[net.philosophy] Life as a basis for good vs evil

mambo@mhuxt.UUCP (06/21/83)

>	Without human life, there can be no good or evil - because there
>	would be no one to judge actions or events, and no humans to
>	be effected by them.

Now wait just a minute. How can it be said that good and evil don't exist
without people defining them? Isn't that like saying, "If a tree falls in
the forest, but nobody is there to hear it fall, it didn't make a noise"?
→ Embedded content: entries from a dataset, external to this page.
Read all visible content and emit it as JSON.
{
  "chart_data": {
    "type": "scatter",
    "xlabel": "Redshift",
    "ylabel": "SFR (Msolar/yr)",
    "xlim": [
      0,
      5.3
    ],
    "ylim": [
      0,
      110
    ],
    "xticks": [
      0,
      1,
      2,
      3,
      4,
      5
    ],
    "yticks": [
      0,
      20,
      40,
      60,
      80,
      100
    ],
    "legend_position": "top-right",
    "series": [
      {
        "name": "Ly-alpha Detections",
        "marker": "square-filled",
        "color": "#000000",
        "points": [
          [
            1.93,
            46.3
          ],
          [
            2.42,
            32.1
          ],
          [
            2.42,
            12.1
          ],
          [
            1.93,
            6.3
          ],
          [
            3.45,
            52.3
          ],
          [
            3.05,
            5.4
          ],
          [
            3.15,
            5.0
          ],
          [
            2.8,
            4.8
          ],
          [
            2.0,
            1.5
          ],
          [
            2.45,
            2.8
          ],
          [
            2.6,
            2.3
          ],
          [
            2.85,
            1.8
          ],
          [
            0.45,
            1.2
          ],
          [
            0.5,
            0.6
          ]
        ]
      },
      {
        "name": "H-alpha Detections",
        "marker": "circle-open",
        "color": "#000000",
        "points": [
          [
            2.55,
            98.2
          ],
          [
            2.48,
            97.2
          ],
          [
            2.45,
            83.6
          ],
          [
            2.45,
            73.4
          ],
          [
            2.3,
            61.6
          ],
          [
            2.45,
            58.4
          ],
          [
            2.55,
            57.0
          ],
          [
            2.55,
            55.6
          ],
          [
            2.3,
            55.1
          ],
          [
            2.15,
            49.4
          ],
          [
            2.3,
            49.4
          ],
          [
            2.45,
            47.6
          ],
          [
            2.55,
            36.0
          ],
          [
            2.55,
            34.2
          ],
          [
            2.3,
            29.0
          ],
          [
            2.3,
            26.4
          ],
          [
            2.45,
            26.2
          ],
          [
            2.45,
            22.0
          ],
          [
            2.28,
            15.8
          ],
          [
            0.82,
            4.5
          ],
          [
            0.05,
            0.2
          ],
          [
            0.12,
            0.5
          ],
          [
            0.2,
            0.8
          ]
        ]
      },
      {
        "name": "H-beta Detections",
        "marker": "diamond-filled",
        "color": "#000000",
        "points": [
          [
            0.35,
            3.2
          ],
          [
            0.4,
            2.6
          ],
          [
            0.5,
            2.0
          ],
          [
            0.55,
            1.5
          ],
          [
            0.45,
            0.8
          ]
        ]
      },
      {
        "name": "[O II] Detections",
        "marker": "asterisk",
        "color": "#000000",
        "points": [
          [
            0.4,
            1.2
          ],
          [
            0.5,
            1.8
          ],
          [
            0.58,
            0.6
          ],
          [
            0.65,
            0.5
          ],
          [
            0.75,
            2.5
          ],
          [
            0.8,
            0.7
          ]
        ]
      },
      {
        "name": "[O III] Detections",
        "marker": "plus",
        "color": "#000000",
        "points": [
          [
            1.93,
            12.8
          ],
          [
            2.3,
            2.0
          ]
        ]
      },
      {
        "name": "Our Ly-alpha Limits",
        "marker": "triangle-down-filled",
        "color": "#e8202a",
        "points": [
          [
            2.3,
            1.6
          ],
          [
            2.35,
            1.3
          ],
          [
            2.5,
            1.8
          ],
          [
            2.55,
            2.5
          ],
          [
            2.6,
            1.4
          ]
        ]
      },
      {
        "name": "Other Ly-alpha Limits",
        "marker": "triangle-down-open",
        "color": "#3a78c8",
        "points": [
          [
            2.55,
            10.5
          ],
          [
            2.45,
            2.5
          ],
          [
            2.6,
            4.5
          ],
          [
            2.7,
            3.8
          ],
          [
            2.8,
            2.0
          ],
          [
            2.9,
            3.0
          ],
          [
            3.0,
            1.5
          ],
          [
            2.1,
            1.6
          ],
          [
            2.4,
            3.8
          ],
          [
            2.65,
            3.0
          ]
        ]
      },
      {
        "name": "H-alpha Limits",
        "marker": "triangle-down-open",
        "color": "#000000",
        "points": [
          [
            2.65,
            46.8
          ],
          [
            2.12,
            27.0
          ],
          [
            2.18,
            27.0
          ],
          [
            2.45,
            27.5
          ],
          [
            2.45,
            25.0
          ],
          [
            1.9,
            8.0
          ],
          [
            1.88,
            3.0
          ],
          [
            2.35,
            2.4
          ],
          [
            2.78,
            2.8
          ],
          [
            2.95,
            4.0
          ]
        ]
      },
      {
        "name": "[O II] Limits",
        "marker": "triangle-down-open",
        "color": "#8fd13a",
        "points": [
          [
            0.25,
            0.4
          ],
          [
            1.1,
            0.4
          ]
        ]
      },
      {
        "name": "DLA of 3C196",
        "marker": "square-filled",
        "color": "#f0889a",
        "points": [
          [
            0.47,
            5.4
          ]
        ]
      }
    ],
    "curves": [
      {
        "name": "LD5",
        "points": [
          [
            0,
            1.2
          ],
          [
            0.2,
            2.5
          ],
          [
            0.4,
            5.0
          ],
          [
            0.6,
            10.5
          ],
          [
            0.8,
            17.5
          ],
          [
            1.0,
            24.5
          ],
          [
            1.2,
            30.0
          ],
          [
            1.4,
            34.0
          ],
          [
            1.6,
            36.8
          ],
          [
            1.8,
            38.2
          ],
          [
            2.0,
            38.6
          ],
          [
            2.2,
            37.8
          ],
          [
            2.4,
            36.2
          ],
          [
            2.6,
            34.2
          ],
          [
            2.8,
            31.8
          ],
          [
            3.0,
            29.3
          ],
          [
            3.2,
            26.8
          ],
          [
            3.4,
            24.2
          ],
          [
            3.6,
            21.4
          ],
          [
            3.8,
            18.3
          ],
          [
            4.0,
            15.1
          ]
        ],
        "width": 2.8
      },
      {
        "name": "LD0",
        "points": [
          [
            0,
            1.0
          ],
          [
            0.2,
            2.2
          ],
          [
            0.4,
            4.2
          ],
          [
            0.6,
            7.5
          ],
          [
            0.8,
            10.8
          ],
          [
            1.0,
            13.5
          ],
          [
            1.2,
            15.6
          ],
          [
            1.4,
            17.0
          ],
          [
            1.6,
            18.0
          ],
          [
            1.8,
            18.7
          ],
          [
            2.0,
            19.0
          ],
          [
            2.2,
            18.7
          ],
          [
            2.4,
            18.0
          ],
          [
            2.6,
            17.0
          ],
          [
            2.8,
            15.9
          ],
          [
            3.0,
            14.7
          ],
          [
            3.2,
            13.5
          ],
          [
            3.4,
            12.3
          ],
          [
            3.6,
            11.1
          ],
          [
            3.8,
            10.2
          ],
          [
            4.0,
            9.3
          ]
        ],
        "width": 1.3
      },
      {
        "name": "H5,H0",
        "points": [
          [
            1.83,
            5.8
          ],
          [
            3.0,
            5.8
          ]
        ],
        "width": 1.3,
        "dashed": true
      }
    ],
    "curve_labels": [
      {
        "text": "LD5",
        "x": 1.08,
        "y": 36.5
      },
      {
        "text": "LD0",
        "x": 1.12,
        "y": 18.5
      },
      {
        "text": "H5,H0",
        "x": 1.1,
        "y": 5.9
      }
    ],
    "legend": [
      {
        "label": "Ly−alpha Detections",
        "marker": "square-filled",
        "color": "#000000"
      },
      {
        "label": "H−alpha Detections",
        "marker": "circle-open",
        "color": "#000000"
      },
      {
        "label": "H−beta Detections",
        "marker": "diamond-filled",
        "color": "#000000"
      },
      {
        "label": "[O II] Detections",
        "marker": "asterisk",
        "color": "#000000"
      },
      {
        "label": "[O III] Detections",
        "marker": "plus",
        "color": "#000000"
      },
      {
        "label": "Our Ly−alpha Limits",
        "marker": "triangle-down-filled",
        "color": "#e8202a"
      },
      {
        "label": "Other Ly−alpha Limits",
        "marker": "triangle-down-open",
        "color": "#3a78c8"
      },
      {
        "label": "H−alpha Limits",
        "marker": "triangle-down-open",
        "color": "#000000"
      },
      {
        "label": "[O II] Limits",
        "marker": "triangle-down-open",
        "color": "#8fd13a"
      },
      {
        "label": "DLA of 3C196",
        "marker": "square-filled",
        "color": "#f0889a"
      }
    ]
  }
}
What if humans detonated a weapon that destroyed all human life on this
planet? Is that weapon evil before it goes off, and not necessarily evil
after it goes off?

And what if there exists some hypothetical life form that may be more
advanced intellectually or emotionally than human beings? Would something
that harms that life form but gives a great deal of satisfaction to ALL
humans be good? Something fundamental seems to be missing in that initial
premise.

Fred Richards
..mhuxt!mambo

rh@mit-eddi.UUCP (Randy Haskins) (06/26/83)

On the presumption of life as a basis for deciding EVIL:

In Heinlein's "Stranger in a Strange Land," Mike (the
human raised on Mars (yes, he was raised, not reared))
tells his friends on earth of 'the fifth planet' that
used to be where the asteroids are.  The Martians
came to know the people of the planet, and grokked them,
and thought they were a thing of beauty.  And after a
very long period of time (Martians take a very, very long
time to make decisions.  That's why earth was safe.),
the Martians destroyed the planet, and that, too, was a
thing of beauty.  Mike said that this would never happen
on Earth, because the humans would learn to grok and 
would be able to prevent it long before the Martians
would get around to deciding to destroy Earth.  Also,
grass 'likes to be stepped on.'  Also, not all societies
are based on our presumption that killing is bad.  So,
evil is maybe in the eye of the beholder.  The Martians
didn't think destroying the fifth planet was evil.